The column’s core claim is not that mistreatment exists — it argues that the system now operates with less need to conceal it. Malik cites an image posted by an Israeli soldier in early July showing a Palestinian man from Gaza stripped to his underwear, bound and displayed, captioned “good morning” in Hebrew. The point of such photography is not operational necessity but signalling: it turns detention into a social-media artefact, a trophy that depends on the expectation that consequences will be limited.
Malik places Abu Safiya’s account in a wider structure of detention practices. She writes that he was transferred in June to Rakefet prison, an underground facility that was previously closed as inhumane and later reopened by Israel’s far-right national security minister Itamar Ben-Gvir. In Malik’s telling, prisoners there do not see daylight, which she says violates the Geneva Conventions. The facility’s design — underground, cut off from ordinary visibility — fits a system where the costs of abuse are kept off-budget: not necessarily financially, but reputationally and institutionally.
Administrative detention, Malik notes, can be renewed every six months indefinitely, and she puts the number held under it at roughly 3,500, including nearly 200 children. A mechanism framed as temporary and reviewable becomes, in repeated renewals, a parallel track that bypasses the burdens of open prosecution: evidence tests, public hearings, and the risk of acquittal. For security bodies, that reduces friction; for detainees, it replaces a clock with a loop.

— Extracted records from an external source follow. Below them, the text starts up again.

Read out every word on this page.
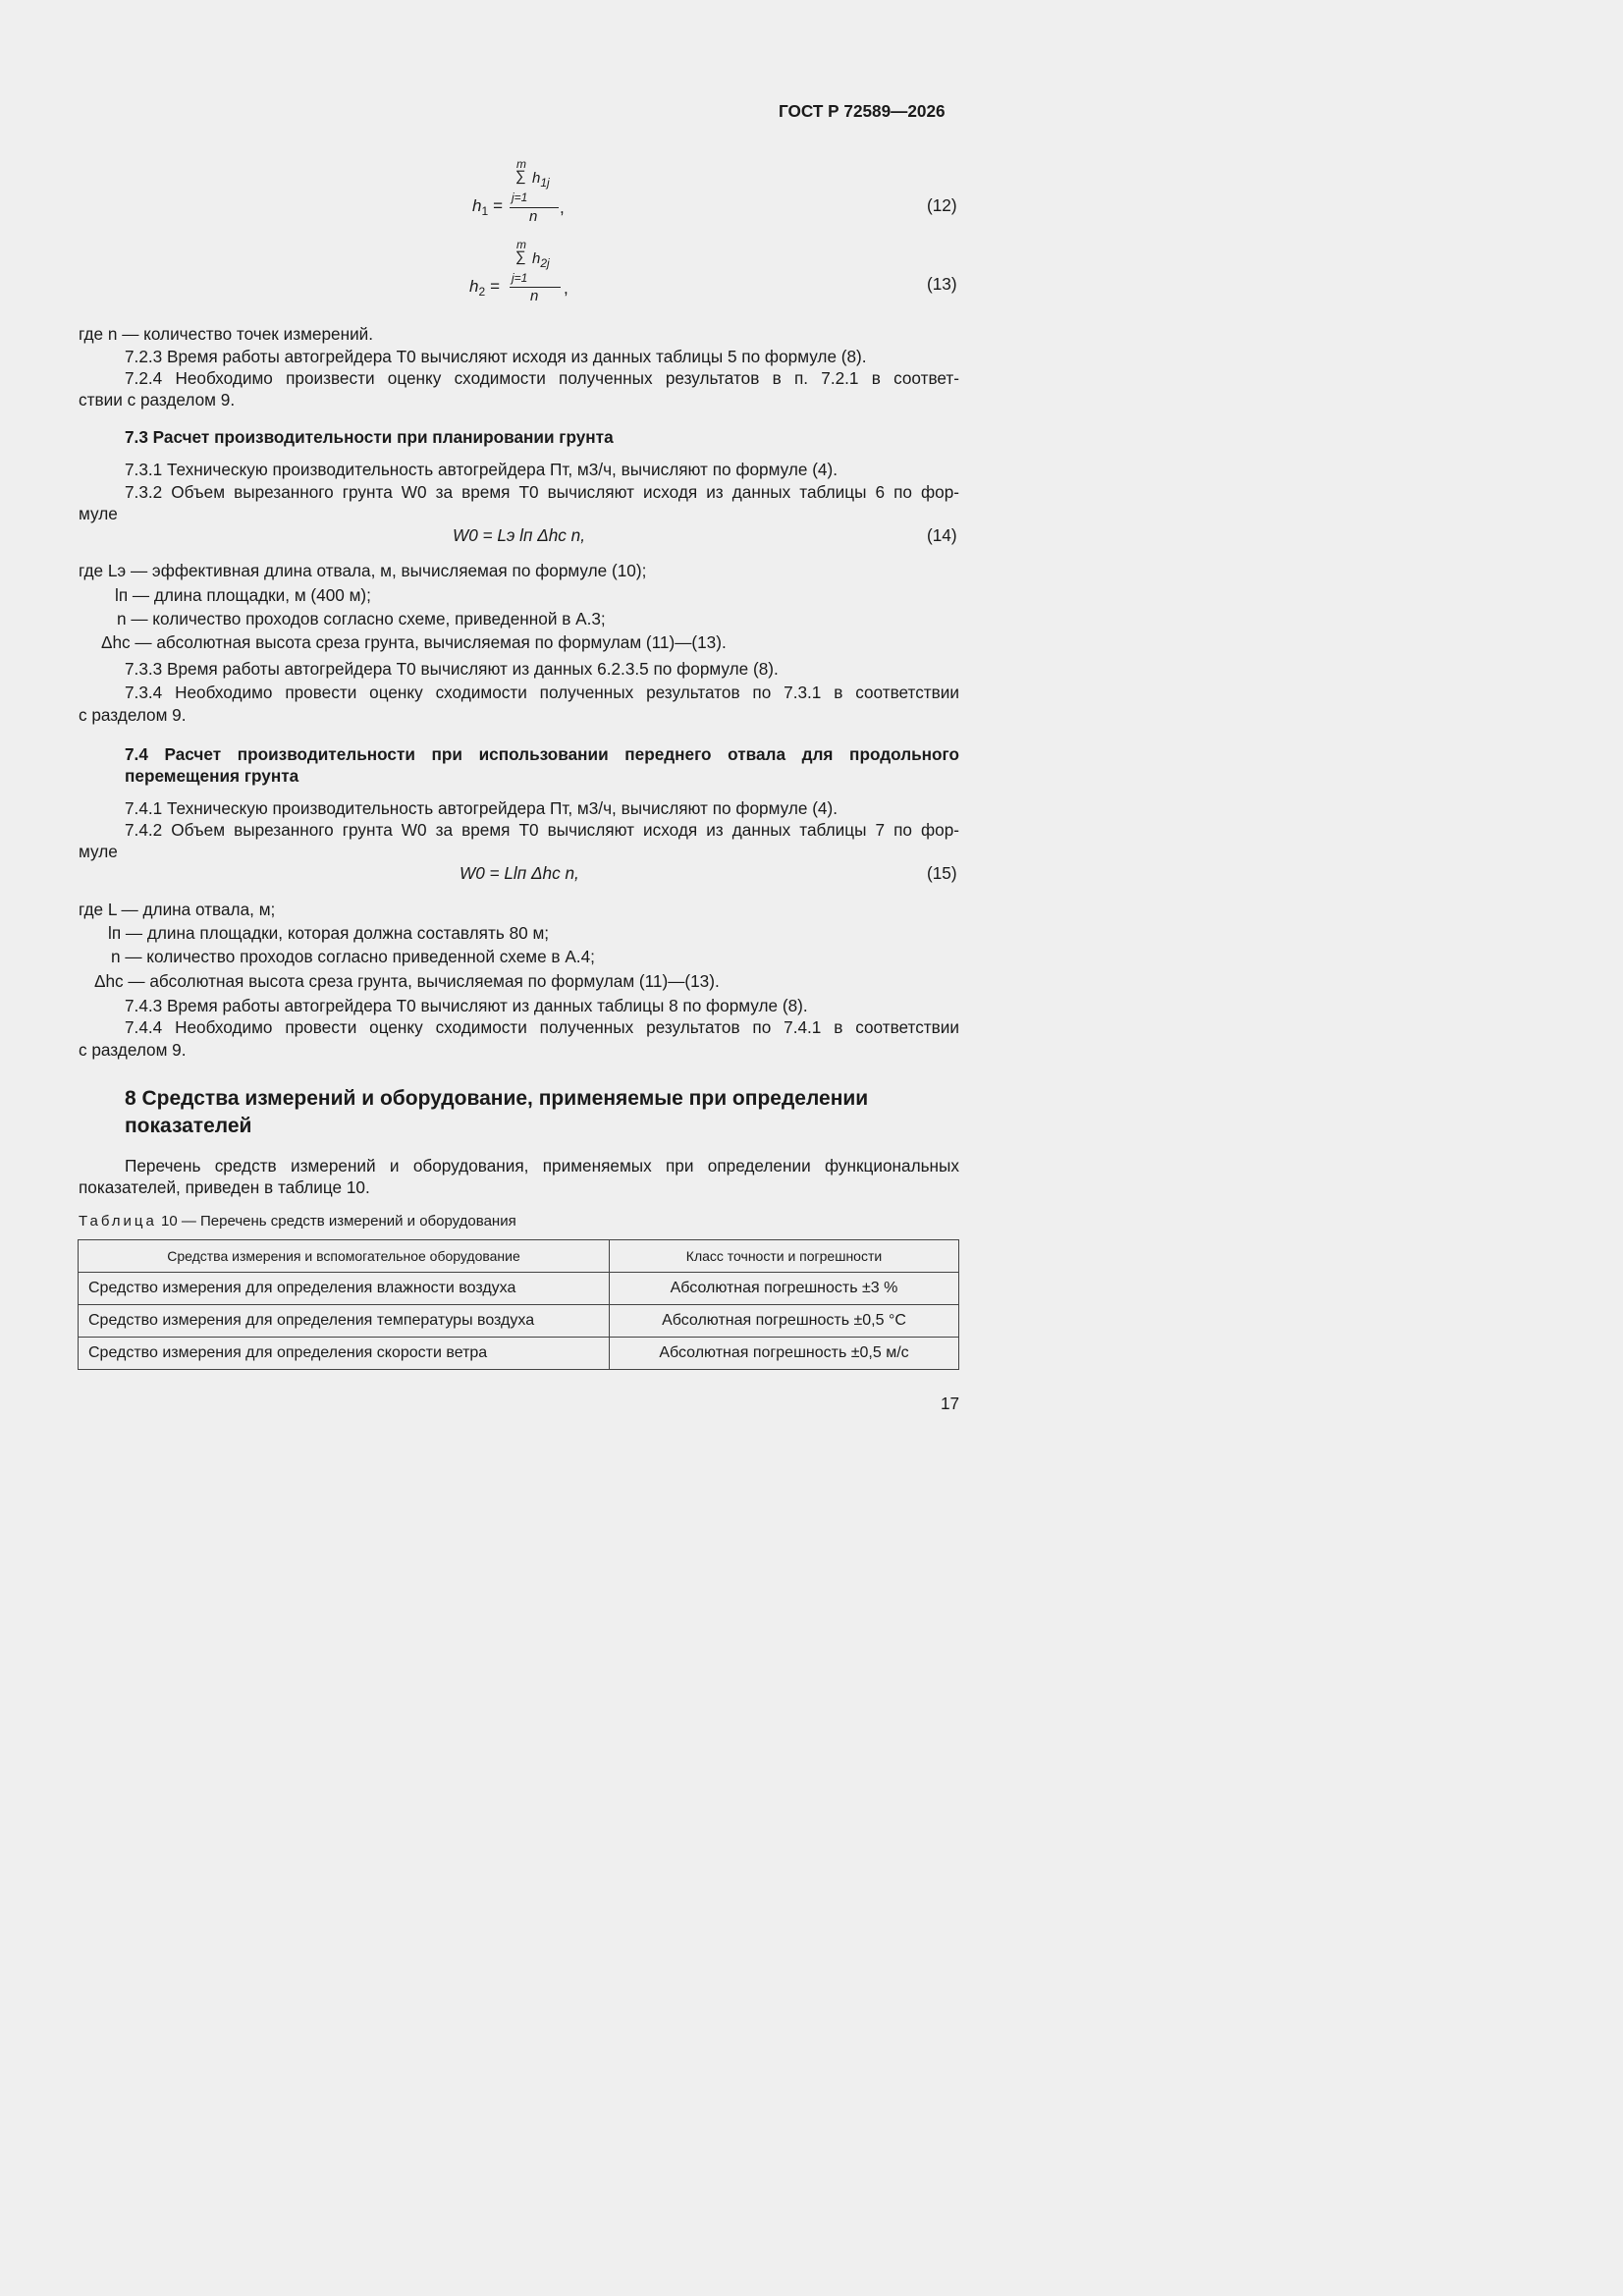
ГОСТ Р 72589—2026
m
∑ $h_{1j}$
j=1
n
$h_1$ =	,	(12)
m
∑ $h_{2j}$
j=1
n
$h_2$ =	,	(13)
где n — количество точек измерений.
7.2.3 Время работы автогрейдера T0 вычисляют исходя из данных таблицы 5 по формуле (8).
7.2.4 Необходимо произвести оценку сходимости полученных результатов в п. 7.2.1 в соответ-
ствии с разделом 9.
7.3 Расчет производительности при планировании грунта
7.3.1 Техническую производительность автогрейдера Пт, м3/ч, вычисляют по формуле (4).
7.3.2 Объем вырезанного грунта W0 за время T0 вычисляют исходя из данных таблицы 6 по фор-
муле
W0 = Lэ lп Δhc n,	(14)
где Lэ — эффективная длина отвала, м, вычисляемая по формуле (10);
lп — длина площадки, м (400 м);
n — количество проходов согласно схеме, приведенной в А.3;
Δhc — абсолютная высота среза грунта, вычисляемая по формулам (11)—(13).
7.3.3 Время работы автогрейдера T0 вычисляют из данных 6.2.3.5 по формуле (8).
7.3.4 Необходимо провести оценку сходимости полученных результатов по 7.3.1 в соответствии
с разделом 9.
7.4 Расчет производительности при использовании переднего отвала для продольного
перемещения грунта
7.4.1 Техническую производительность автогрейдера Пт, м3/ч, вычисляют по формуле (4).
7.4.2 Объем вырезанного грунта W0 за время T0 вычисляют исходя из данных таблицы 7 по фор-
муле
W0 = Llп Δhc n,	(15)
где L — длина отвала, м;
lп — длина площадки, которая должна составлять 80 м;
n — количество проходов согласно приведенной схеме в А.4;
Δhc — абсолютная высота среза грунта, вычисляемая по формулам (11)—(13).
7.4.3 Время работы автогрейдера T0 вычисляют из данных таблицы 8 по формуле (8).
7.4.4 Необходимо провести оценку сходимости полученных результатов по 7.4.1 в соответствии
с разделом 9.
8 Средства измерений и оборудование, применяемые при определении
показателей
Перечень средств измерений и оборудования, применяемых при определении функциональных
показателей, приведен в таблице 10.
Таблица 10 — Перечень средств измерений и оборудования
Средства измерения и вспомогательное оборудование	Класс точности и погрешности
Средство измерения для определения влажности воздуха	Абсолютная погрешность ±3 %
Средство измерения для определения температуры воздуха	Абсолютная погрешность ±0,5 °C
Средство измерения для определения скорости ветра	Абсолютная погрешность ±0,5 м/с
17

The column also describes a separate accounting problem: who is even recorded as being held. Malik cites the Israel-based human rights group HaMoked as trying to trace the whereabouts of almost 2,000 people in Gaza whom eyewitnesses say were detained but never registered, which the organisation considers enforced disappearances. She adds that Israel has for decades withheld Palestinian bodies from families, including some buried in numbered graves in sealed military zones and others held in freezers, and that among them are Palestinians who died in custody without disclosed causes of death.
Abu Safiya’s story is presented as one file in a system that produces both detention and uncertainty — a body in a cell, a body in a freezer, or a name that never enters the ledger. The rally in Tel Aviv, Malik reports, was asking for a release. The state’s paperwork can still say, in effect, that there is no case to answer.